Die 2000er-Jahre – Zeit von marktlicher Euphorie und professionell-privatem Glück II
Die erneute Pirouette 2003: eine Drehung rückwärts, zwei vorwärts
Schulze van Loon und Molthan setzten mehr Flexibilität durch und erreichten einmalige Sonderstellung
Dietrich Schulze van Loon und Kerstin Molthan zogen die Reißleine (siehe vorherige Seite), aber vergleichsweise sanft. Oder anders gesagt: Sie wollten mehr Flexibilität – suchten nach mehr unternehmerischer Freiheit, aber ohne Vorteile großer Networks aufzugeben. Für ihr „Standing“ in der Branche sprach, dass sie sich das erlauben konnten:
Molthan und van Loon setzen mehr Flexibilität bei ECC durch (…) Kerstin M. Molthan und Dieter Schulze van Loon, bislang geschäftsführende Partner bei ECC Kohtes Klewes Hamburg, werden dieses Büro zum 1. Januar (2003) teilweise aus der ECC-Struktur ausgliedern und als selbstständige PR-Agentur Molthan van Loon Communications Consultants (MvL) neu gründen. MvL übernimmt zwar die Mitarbeiter und Kunden, bleibt auch ‚Exclusive Associate Partner‘ bei ECC und kann alle Services der Gruppe wie bisher nutzen. ‚Im Alltagsgeschäft ändert sich nichts‘, sagt Schulze van Loon. Aber die ECC Group hält künftig nur noch 25 Prozent bei MvL, Molthan und van Loon können das Unternehmen wie eine inhabergeführte Agentur leiten. Das Modell ist eine Abkehr vom Zentralismus, den ECC Kohtes Klewes Anfang 2001 eingeführt hatte. Seitdem sind deren lokale Agenturen keine eigenen Firmen mehr, sondern Filialen der Zentrale in Düsseldorf. Molthan und van Loon hatten intern klar gemacht, dass diese Struktur für sie auf Dauer unattraktiv sei; sie wollten wieder unternehmerische Verantwortung für das Hamburger Büro tragen. Um das Duo an sich zu binden, hat ECC nun dem neuen Modell zugestimmt, das offiziell ein Einzelfall bleiben und keine Folgen in der Gruppe haben soll; ob die Zentrale diese Haltung wird durchhalten können, ist aber offen. Kohtes Klewes Hamburg hatte nach der Zentralisierung auch wirtschaftlich an Schwung verloren, die Zahl der Mitarbeiter ist von gut 30 auf jetzt 20 gesunken.

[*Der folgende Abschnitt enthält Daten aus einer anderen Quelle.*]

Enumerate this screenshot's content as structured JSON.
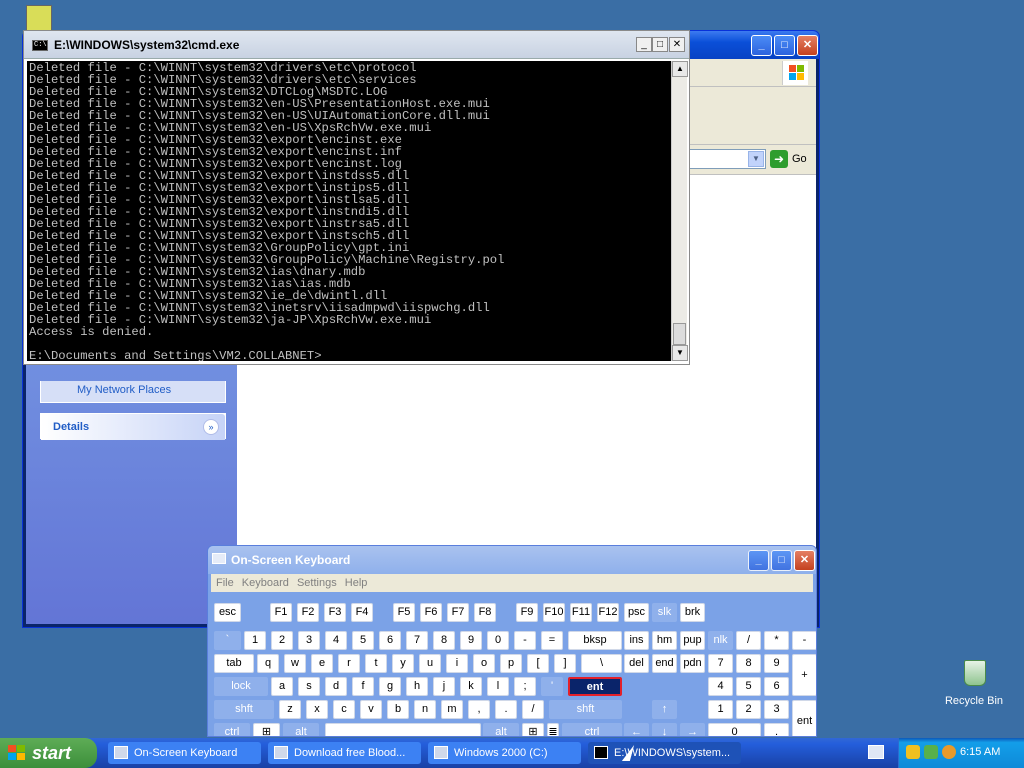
{
  "explorer": {
    "address_go": "Go",
    "network_places": "My Network Places",
    "details_label": "Details"
  },
  "cmd": {
    "title": "E:\\WINDOWS\\system32\\cmd.exe",
    "lines": [
      "Deleted file - C:\\WINNT\\system32\\drivers\\etc\\protocol",
      "Deleted file - C:\\WINNT\\system32\\drivers\\etc\\services",
      "Deleted file - C:\\WINNT\\system32\\DTCLog\\MSDTC.LOG",
      "Deleted file - C:\\WINNT\\system32\\en-US\\PresentationHost.exe.mui",
      "Deleted file - C:\\WINNT\\system32\\en-US\\UIAutomationCore.dll.mui",
      "Deleted file - C:\\WINNT\\system32\\en-US\\XpsRchVw.exe.mui",
      "Deleted file - C:\\WINNT\\system32\\export\\encinst.exe",
      "Deleted file - C:\\WINNT\\system32\\export\\encinst.inf",
      "Deleted file - C:\\WINNT\\system32\\export\\encinst.log",
      "Deleted file - C:\\WINNT\\system32\\export\\instdss5.dll",
      "Deleted file - C:\\WINNT\\system32\\export\\instips5.dll",
      "Deleted file - C:\\WINNT\\system32\\export\\instlsa5.dll",
      "Deleted file - C:\\WINNT\\system32\\export\\instndi5.dll",
      "Deleted file - C:\\WINNT\\system32\\export\\instrsa5.dll",
      "Deleted file - C:\\WINNT\\system32\\export\\instsch5.dll",
      "Deleted file - C:\\WINNT\\system32\\GroupPolicy\\gpt.ini",
      "Deleted file - C:\\WINNT\\system32\\GroupPolicy\\Machine\\Registry.pol",
      "Deleted file - C:\\WINNT\\system32\\ias\\dnary.mdb",
      "Deleted file - C:\\WINNT\\system32\\ias\\ias.mdb",
      "Deleted file - C:\\WINNT\\system32\\ie_de\\dwintl.dll",
      "Deleted file - C:\\WINNT\\system32\\inetsrv\\iisadmpwd\\iispwchg.dll",
      "Deleted file - C:\\WINNT\\system32\\ja-JP\\XpsRchVw.exe.mui",
      "Access is denied.",
      "",
      "E:\\Documents and Settings\\VM2.COLLABNET>"
    ]
  },
  "osk": {
    "title": "On-Screen Keyboard",
    "menu": [
      "File",
      "Keyboard",
      "Settings",
      "Help"
    ],
    "keys": {
      "esc": "esc",
      "f1": "F1",
      "f2": "F2",
      "f3": "F3",
      "f4": "F4",
      "f5": "F5",
      "f6": "F6",
      "f7": "F7",
      "f8": "F8",
      "f9": "F9",
      "f10": "F10",
      "f11": "F11",
      "f12": "F12",
      "psc": "psc",
      "slk": "slk",
      "brk": "brk",
      "grave": "`",
      "n1": "1",
      "n2": "2",
      "n3": "3",
      "n4": "4",
      "n5": "5",
      "n6": "6",
      "n7": "7",
      "n8": "8",
      "n9": "9",
      "n0": "0",
      "minus": "-",
      "equals": "=",
      "bksp": "bksp",
      "ins": "ins",
      "hm": "hm",
      "pup": "pup",
      "nlk": "nlk",
      "ndiv": "/",
      "nmul": "*",
      "nsub": "-",
      "tab": "tab",
      "q": "q",
      "w": "w",
      "e": "e",
      "r": "r",
      "t": "t",
      "y": "y",
      "u": "u",
      "i": "i",
      "o": "o",
      "p": "p",
      "lbr": "[",
      "rbr": "]",
      "bslash": "\\",
      "del": "del",
      "end": "end",
      "pdn": "pdn",
      "np7": "7",
      "np8": "8",
      "np9": "9",
      "nadd": "+",
      "lock": "lock",
      "a": "a",
      "s": "s",
      "d": "d",
      "f": "f",
      "g": "g",
      "h": "h",
      "j": "j",
      "k": "k",
      "l": "l",
      "semi": ";",
      "quote": "'",
      "ent": "ent",
      "np4": "4",
      "np5": "5",
      "np6": "6",
      "lshft": "shft",
      "z": "z",
      "x": "x",
      "c": "c",
      "v": "v",
      "b": "b",
      "n": "n",
      "m": "m",
      "comma": ",",
      "period": ".",
      "slash": "/",
      "rshft": "shft",
      "np1": "1",
      "np2": "2",
      "np3": "3",
      "nent": "ent",
      "lctrl": "ctrl",
      "lalt": "alt",
      "ralt": "alt",
      "rctrl": "ctrl",
      "np0": "0",
      "npdot": "."
    }
  },
  "taskbar": {
    "start": "start",
    "tasks": [
      "On-Screen Keyboard",
      "Download free Blood...",
      "Windows 2000 (C:)",
      "E:\\WINDOWS\\system..."
    ],
    "clock": "6:15 AM"
  },
  "desktop": {
    "recycle_bin": "Recycle Bin"
  }
}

(Welt 14.2.2005, Nr. 37, S. 36)
Diese erreichte „Sonderstellung“ konnten Schulze van Loon und Molthan auch in den Folgejahren verteidigen, als ECC Kohtes Klewes im Herbst 2004 mit anderen Partnern zu Pleon Worldwide fusionierte. „Molthan van Loon bleibt Exclusive Associate Partner der Pleon-Gruppe, kann also alle Ressourcen des Marktführers nutzen, ohne dass die Gruppe ihrerseits an Molthan van Loon beteiligt ist. Die Konstruktion ist einmalig in der Branche. Sie darf als Auszeichnung gelten: Pleon will die Agentur ans Netzwerk binden, ohne ihren unternehmerischen Spielraum einzuengen.“ (Welt 14.2.2005, Nr. 37, S. 36)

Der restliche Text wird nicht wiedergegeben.